WaterGetting the salt out

By David L. Chandler

Published 22 October 2014

The boom in oil and gas produced through hydraulic fracturing, or fracking, is seen as a boon for meeting U.S. energy needs. But one byproduct of the process is millions of gallons of water that’s much saltier than seawater, after leaching salts from rocks deep below the surface. Study shows electrodialysis can provide cost-effective treatment of salty water from fracked wells.

The boom in oil and gas produced through hydraulic fracturing, or fracking, is seen as a boon for meeting U.S. energy needs. But one byproduct of the process is millions of gallons of water that’s much saltier than seawater, after leaching salts from rocks deep below the surface.

Now researchers at MIT and in Saudi Arabia say they have found an economical solution for removing the salt from this water. The new analysis appears in the journal Applied Energy, in a paper co-authored by MIT professor John Lienhard, postdoc Ronan McGovern, and four others.

The method they propose for treating the “produced water” that flows from oil and gas wells throughout their operation is one that has been known for decades, but had not been considered a viable candidate for extremely high-salinity water, such as that produced from oil and gas wells. The technology, electrodialysis, “has been around for at least 50 years,” says Lienhard, the Abdul Latif Jameel Professor of Water and Food as well as director of the Center for Clean Water and Clean Energy at MIT and King Fahd University of Petroleum and Minerals (KFUPM).

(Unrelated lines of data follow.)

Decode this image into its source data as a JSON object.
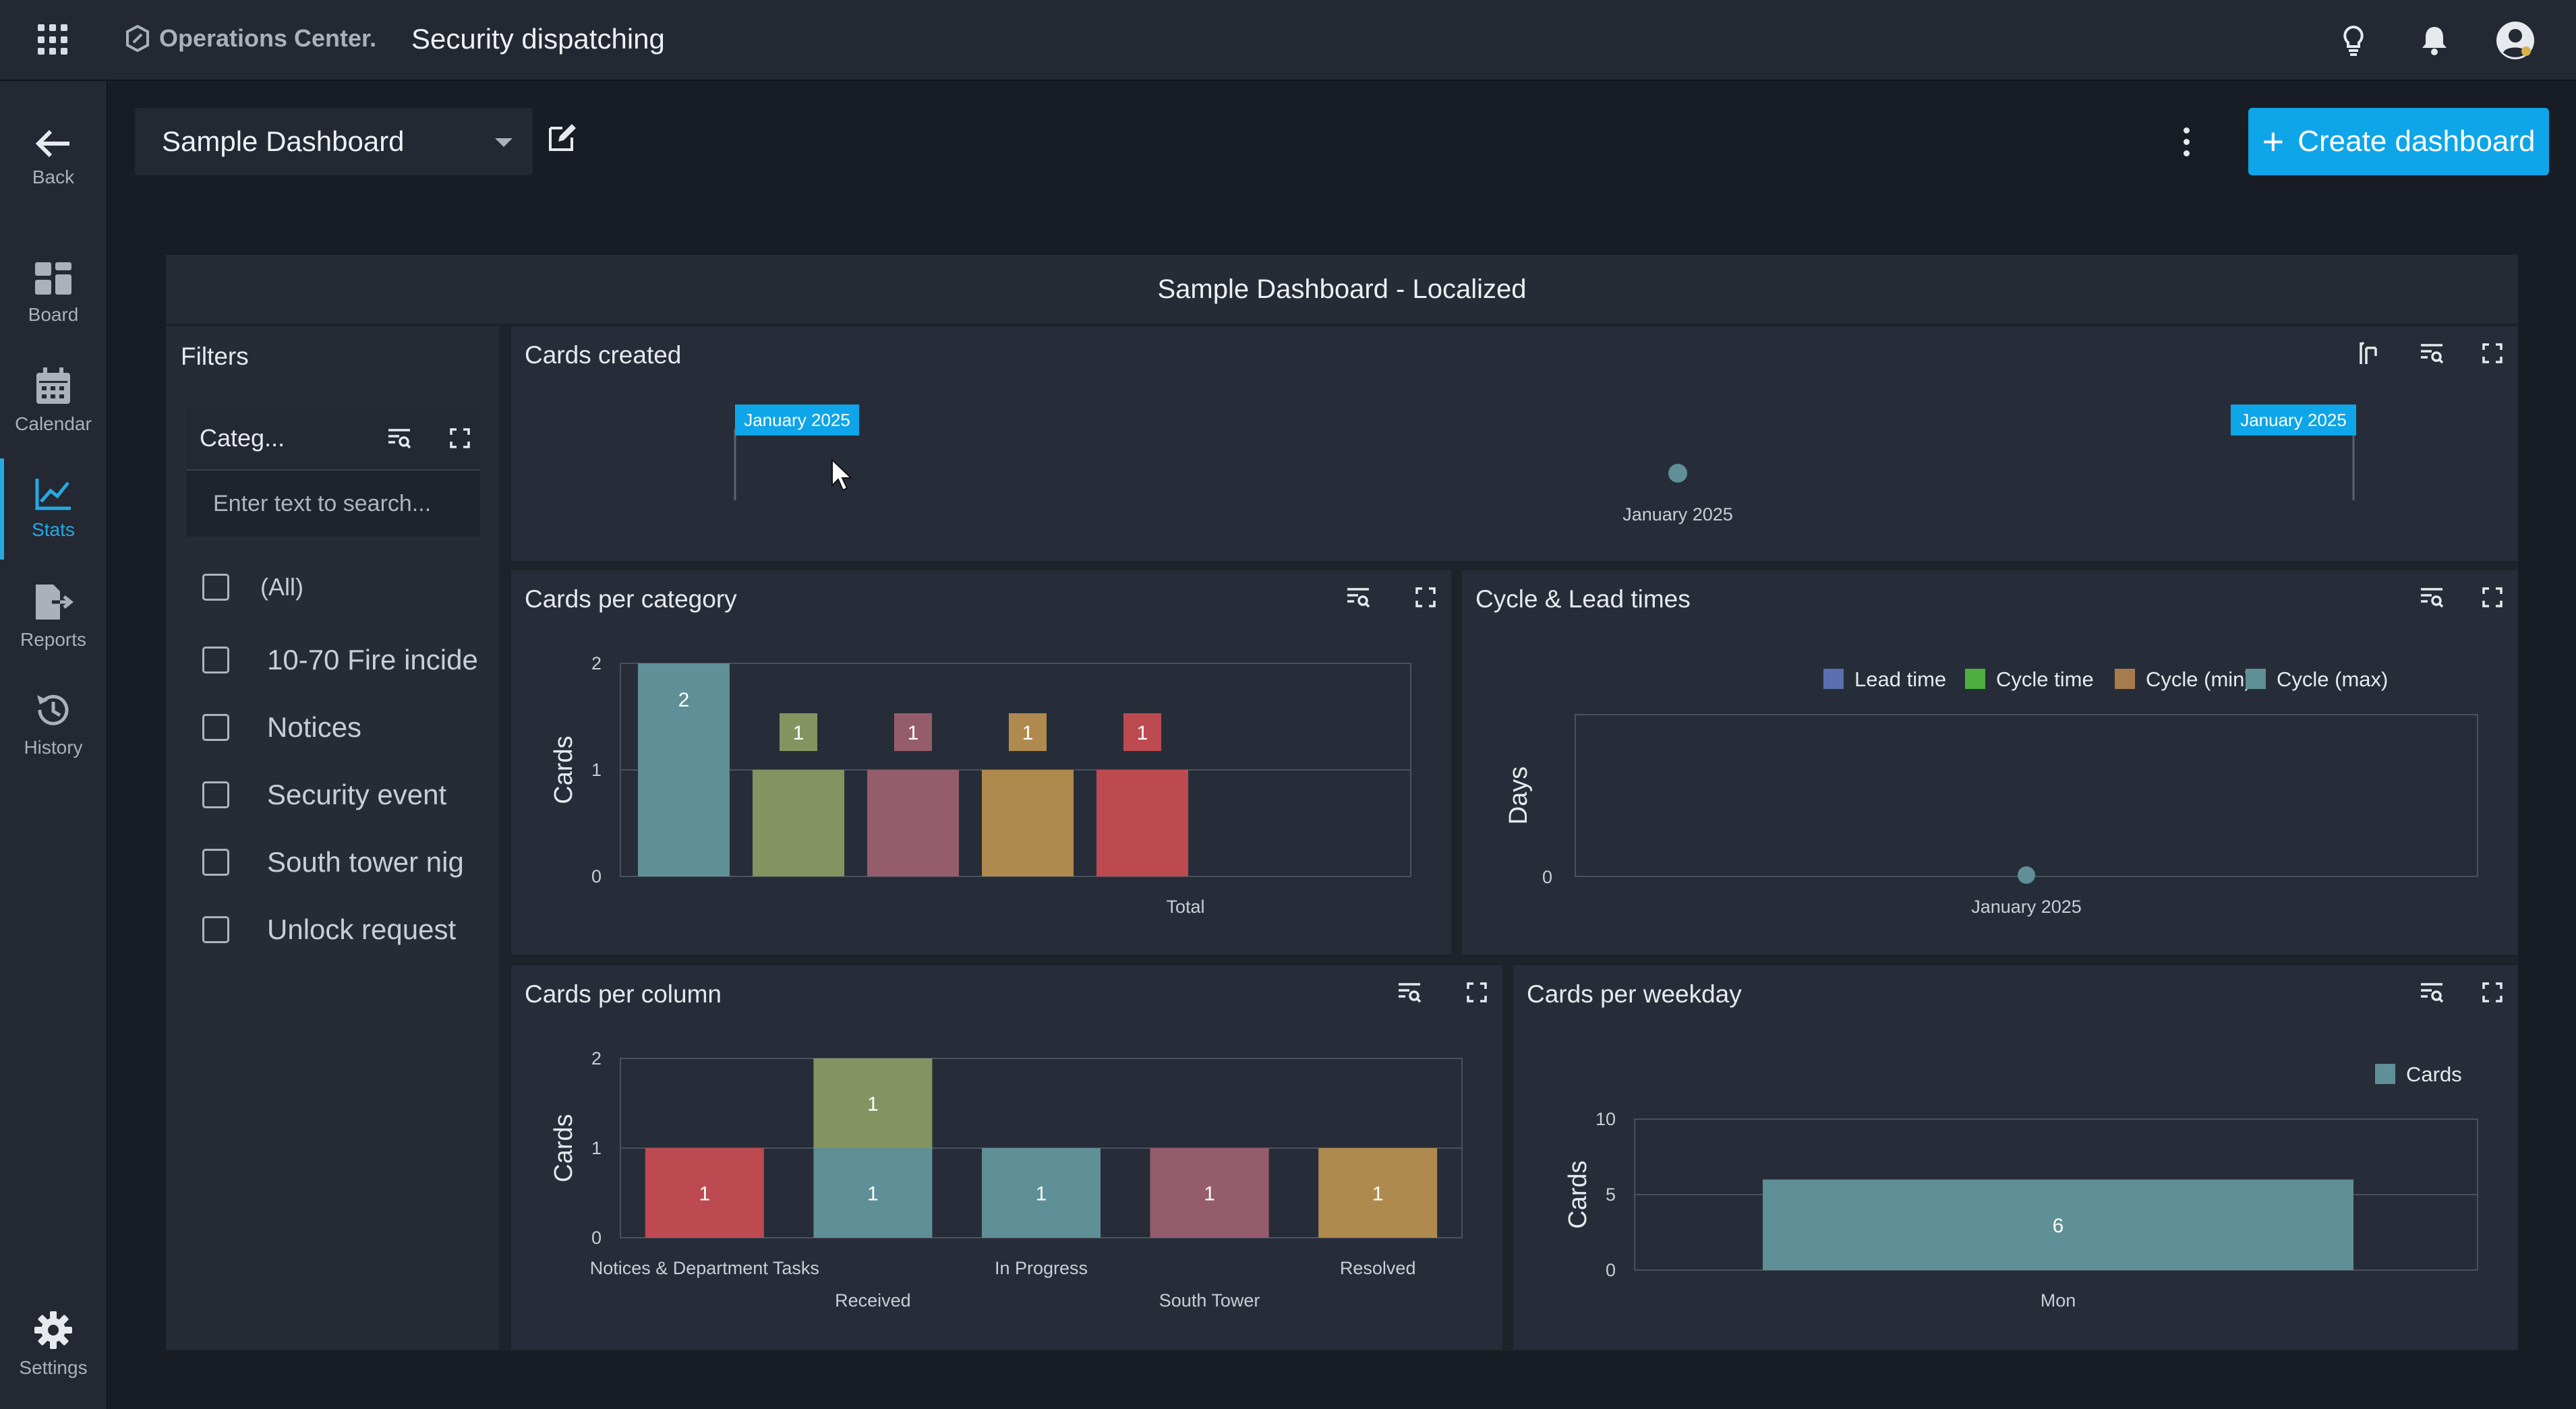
{
  "topbar": {
    "brand": "Operations Center.",
    "title": "Security dispatching",
    "icons": [
      "apps-grid-icon",
      "lightbulb-icon",
      "bell-icon",
      "user-avatar-icon"
    ]
  },
  "sidebar": {
    "items": [
      {
        "label": "Back",
        "icon": "arrow-left-icon"
      },
      {
        "label": "Board",
        "icon": "board-icon"
      },
      {
        "label": "Calendar",
        "icon": "calendar-icon"
      },
      {
        "label": "Stats",
        "icon": "stats-icon",
        "active": true
      },
      {
        "label": "Reports",
        "icon": "reports-icon"
      },
      {
        "label": "History",
        "icon": "history-icon"
      },
      {
        "label": "Settings",
        "icon": "gear-icon"
      }
    ]
  },
  "header": {
    "dashboard_select": "Sample Dashboard",
    "create_label": "Create dashboard",
    "accent": "#0ea5e9"
  },
  "dashboard": {
    "title": "Sample Dashboard - Localized",
    "filters": {
      "title": "Filters",
      "category_label": "Categ...",
      "search_placeholder": "Enter text to search...",
      "options": [
        "(All)",
        "10-70 Fire incide",
        "Notices",
        "Security event",
        "South tower nig",
        "Unlock request"
      ]
    },
    "cards_created": {
      "title": "Cards created",
      "range_start": "January 2025",
      "range_end": "January 2025",
      "x_label": "January 2025"
    },
    "cards_per_category": {
      "title": "Cards per category"
    },
    "cycle_lead": {
      "title": "Cycle & Lead times"
    },
    "cards_per_column": {
      "title": "Cards per column"
    },
    "cards_per_weekday": {
      "title": "Cards per weekday"
    }
  },
  "chart_data": [
    {
      "id": "cards_per_category",
      "type": "bar",
      "ylabel": "Cards",
      "ylim": [
        0,
        2
      ],
      "yticks": [
        0,
        1,
        2
      ],
      "categories": [
        "Total"
      ],
      "series": [
        {
          "value": 2,
          "color": "#5f8f97"
        },
        {
          "value": 1,
          "color": "#839460"
        },
        {
          "value": 1,
          "color": "#955d6c"
        },
        {
          "value": 1,
          "color": "#ae8a4e"
        },
        {
          "value": 1,
          "color": "#bd4a50"
        }
      ]
    },
    {
      "id": "cycle_lead",
      "type": "scatter",
      "ylabel": "Days",
      "yticks": [
        0
      ],
      "x": [
        "January 2025"
      ],
      "legend": [
        {
          "name": "Lead time",
          "color": "#5b6fb0"
        },
        {
          "name": "Cycle time",
          "color": "#4caf3f"
        },
        {
          "name": "Cycle (min)",
          "color": "#a67c4e"
        },
        {
          "name": "Cycle (max)",
          "color": "#5f8f97"
        }
      ],
      "points": [
        {
          "x": "January 2025",
          "y": 0
        }
      ],
      "legend_position": "top-right"
    },
    {
      "id": "cards_per_column",
      "type": "bar",
      "stacked": true,
      "ylabel": "Cards",
      "ylim": [
        0,
        2
      ],
      "yticks": [
        0,
        1,
        2
      ],
      "categories": [
        "Notices & Department Tasks",
        "Received",
        "In Progress",
        "South Tower",
        "Resolved"
      ],
      "stacks": [
        [
          {
            "value": 1,
            "color": "#bd4a50"
          }
        ],
        [
          {
            "value": 1,
            "color": "#5f8f97"
          },
          {
            "value": 1,
            "color": "#839460"
          }
        ],
        [
          {
            "value": 1,
            "color": "#5f8f97"
          }
        ],
        [
          {
            "value": 1,
            "color": "#955d6c"
          }
        ],
        [
          {
            "value": 1,
            "color": "#ae8a4e"
          }
        ]
      ]
    },
    {
      "id": "cards_per_weekday",
      "type": "bar",
      "ylabel": "Cards",
      "ylim": [
        0,
        10
      ],
      "yticks": [
        0,
        5,
        10
      ],
      "categories": [
        "Mon"
      ],
      "series": [
        {
          "name": "Cards",
          "values": [
            6
          ],
          "color": "#5f8f97"
        }
      ],
      "legend_position": "top-right"
    }
  ]
}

The research team also included graduate student Adam Weiner, graduate student Lige Sun, and undergraduate Chester Chambers at MIT, and Professor Syed Zubair at KFUPM.

“Electrodialysis is generally thought of as being advantageous for relatively low-salinity water,” Lienhard says — such as the brackish, shallow groundwater found in many locations, generally with salinity around one-tenth that of seawater. But electrodialysis also turns out to be economically viable at the other end of the salinity spectrum, the new analysis shows.

Extra salty
Produced water from fossil-fuel wells can have salinity three to six times greater than that of seawater; the new research indicates that this salt can be effectively removed through a succession of stages of electrodialysis.

The idea would not be to purify the water sufficiently to make it potable, the researchers say. Rather, it could be cleaned up enough to enable its reuse as part of the hydraulic fracturing fluid injected in subsequent wells, significantly reducing the water needed from other sources.

Lienhard explains that if you’re trying to make pure water, electrodialysis becomes less and less efficient as the water gets less saline, because it requires that electric current flow through the water itself: Salty water conducts electricity well, but pure water does not.